The first time I learned about Pompeii and Herculaneum in school, I was around 8 years old. As my teacher was telling us about these entire villages being engulfed by lava, ashes and hot gases erupting from Vesuvius I was fascinated. Well, perhaps not so fascinated as it took me more than 30 years to actually get off my behind and visit Pompeii and Herculaneum.
Both sites are easily reached from Sorrento by the Circumvesuviana train. As the name suggests, it circumnavigates the majestic Vesuvius that dominates the countryside around the Neapolitan coast. It’s hard to imagine that something so stunning could have caused so much devastation.
What I liked about Herculaneum was that it was very quiet and serene. It’s not as popular as The site of Pompeii I guess, so the streets were very empty. It was lovely to wander around and peeping into the houses, public baths and courtyards, boasting incredibly colourful mosaics and murals. It’s mind-blowing to think you’re walking on mosaic flooring that’s over 2000 years old.

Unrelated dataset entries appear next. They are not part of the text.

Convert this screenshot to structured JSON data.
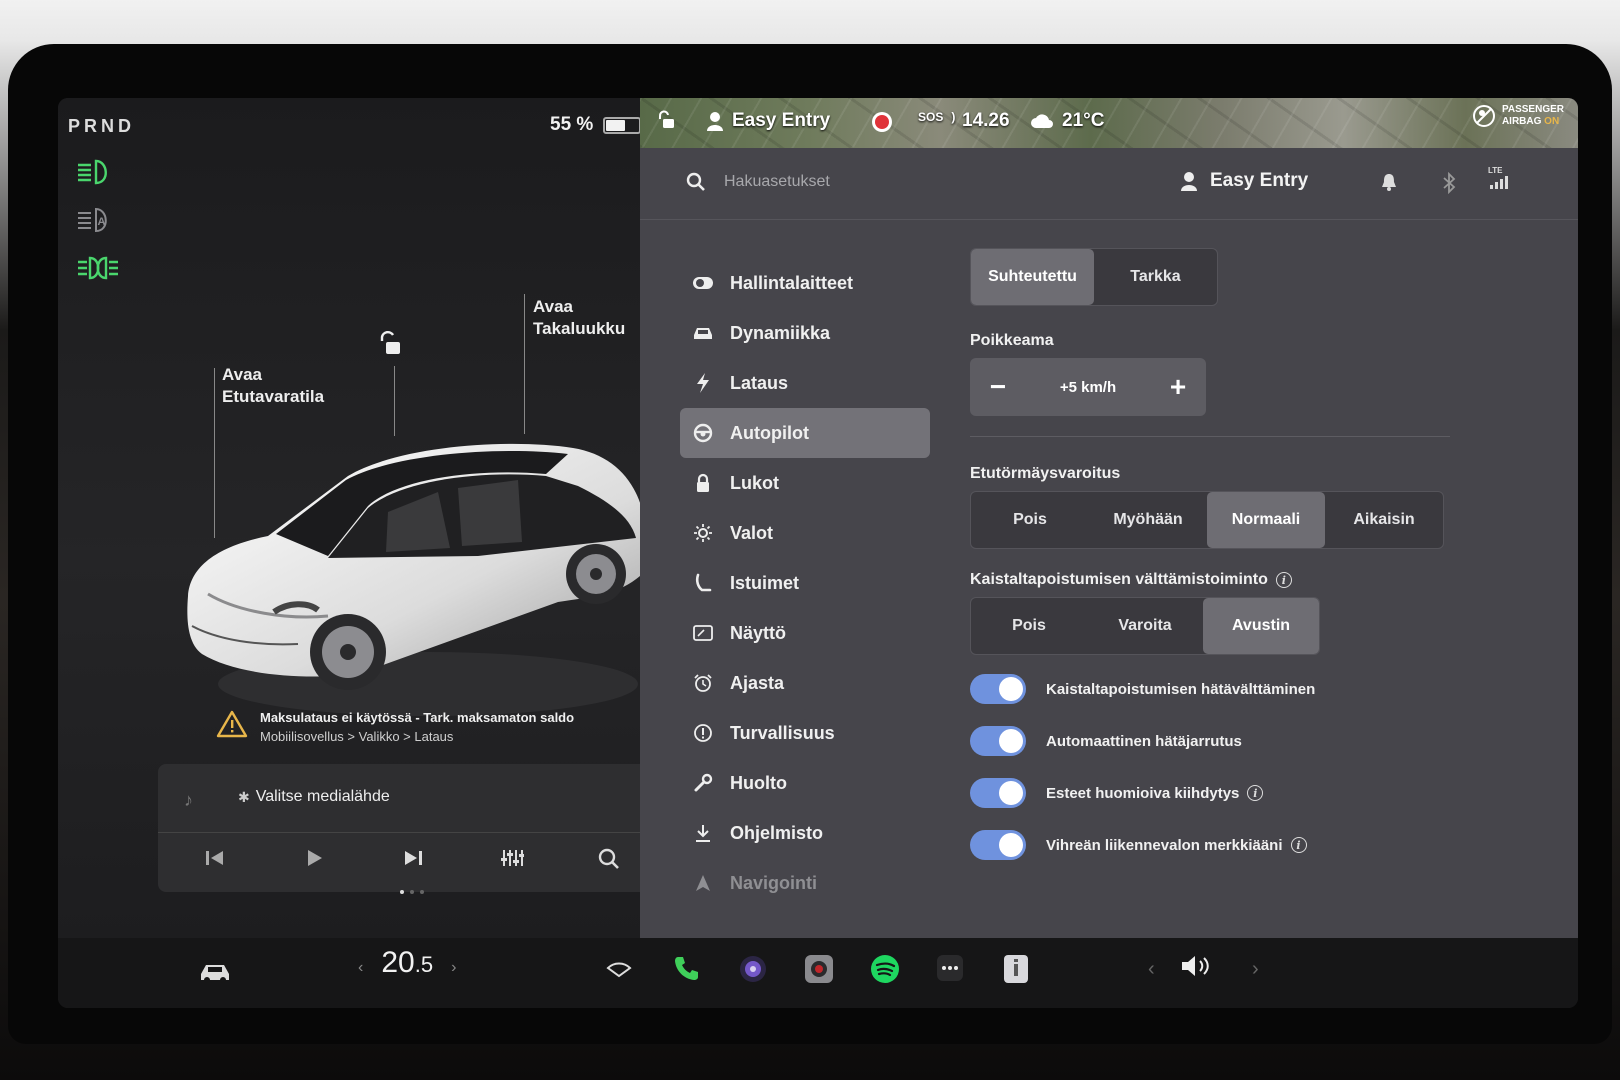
{
  "gear": "PRND",
  "battery": {
    "percent_label": "55 %",
    "level": 0.55
  },
  "car": {
    "frunk_label_1": "Avaa",
    "frunk_label_2": "Etutavaratila",
    "trunk_label_1": "Avaa",
    "trunk_label_2": "Takaluukku"
  },
  "warning": {
    "title": "Maksulataus ei käytössä - Tark. maksamaton saldo",
    "path": "Mobiilisovellus > Valikko > Lataus"
  },
  "media": {
    "source_label": "Valitse medialähde"
  },
  "status_bar": {
    "driver_profile": "Easy Entry",
    "sos": "SOS",
    "time": "14.26",
    "temperature": "21°C",
    "airbag_line1": "PASSENGER",
    "airbag_line2": "AIRBAG",
    "airbag_state": "ON"
  },
  "topbar": {
    "search_placeholder": "Hakuasetukset",
    "profile_name": "Easy Entry",
    "signal_label": "LTE"
  },
  "nav": {
    "items": [
      {
        "label": "Hallintalaitteet",
        "icon": "toggle-icon"
      },
      {
        "label": "Dynamiikka",
        "icon": "car-icon"
      },
      {
        "label": "Lataus",
        "icon": "bolt-icon"
      },
      {
        "label": "Autopilot",
        "icon": "steering-wheel-icon",
        "active": true
      },
      {
        "label": "Lukot",
        "icon": "lock-icon"
      },
      {
        "label": "Valot",
        "icon": "sun-icon"
      },
      {
        "label": "Istuimet",
        "icon": "seat-icon"
      },
      {
        "label": "Näyttö",
        "icon": "display-icon"
      },
      {
        "label": "Ajasta",
        "icon": "alarm-icon"
      },
      {
        "label": "Turvallisuus",
        "icon": "alert-circle-icon"
      },
      {
        "label": "Huolto",
        "icon": "wrench-icon"
      },
      {
        "label": "Ohjelmisto",
        "icon": "download-icon"
      },
      {
        "label": "Navigointi",
        "icon": "navigation-icon"
      }
    ]
  },
  "autopilot": {
    "speed_mode": {
      "options": [
        "Suhteutettu",
        "Tarkka"
      ],
      "selected": "Suhteutettu"
    },
    "offset": {
      "title": "Poikkeama",
      "value": "+5 km/h",
      "minus": "−",
      "plus": "+"
    },
    "fcw": {
      "title": "Etutörmäysvaroitus",
      "options": [
        "Pois",
        "Myöhään",
        "Normaali",
        "Aikaisin"
      ],
      "selected": "Normaali"
    },
    "lane": {
      "title": "Kaistaltapoistumisen välttämistoiminto",
      "options": [
        "Pois",
        "Varoita",
        "Avustin"
      ],
      "selected": "Avustin"
    },
    "toggles": [
      {
        "label": "Kaistaltapoistumisen hätävälttäminen",
        "on": true,
        "info": false
      },
      {
        "label": "Automaattinen hätäjarrutus",
        "on": true,
        "info": false
      },
      {
        "label": "Esteet huomioiva kiihdytys",
        "on": true,
        "info": true
      },
      {
        "label": "Vihreän liikennevalon merkkiääni",
        "on": true,
        "info": true
      }
    ]
  },
  "bottom_bar": {
    "temp_whole": "20",
    "temp_decimal": ".5",
    "colors": {
      "accent_blue": "#6f92de",
      "phone_green": "#3fcf5a",
      "spotify_green": "#1ed760"
    }
  }
}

I took a breather at the Teatro Grande and its the portico behind it where artists and theatre-goers used to flaunt during the entr’acte.
Even though many of the marked sites, normally open for visitors, were closed for renovations, I didn’t manage to take in everything there is to see, which just leaves me with a very good reason to go back some day. I promise it won’t be in another 30 years though.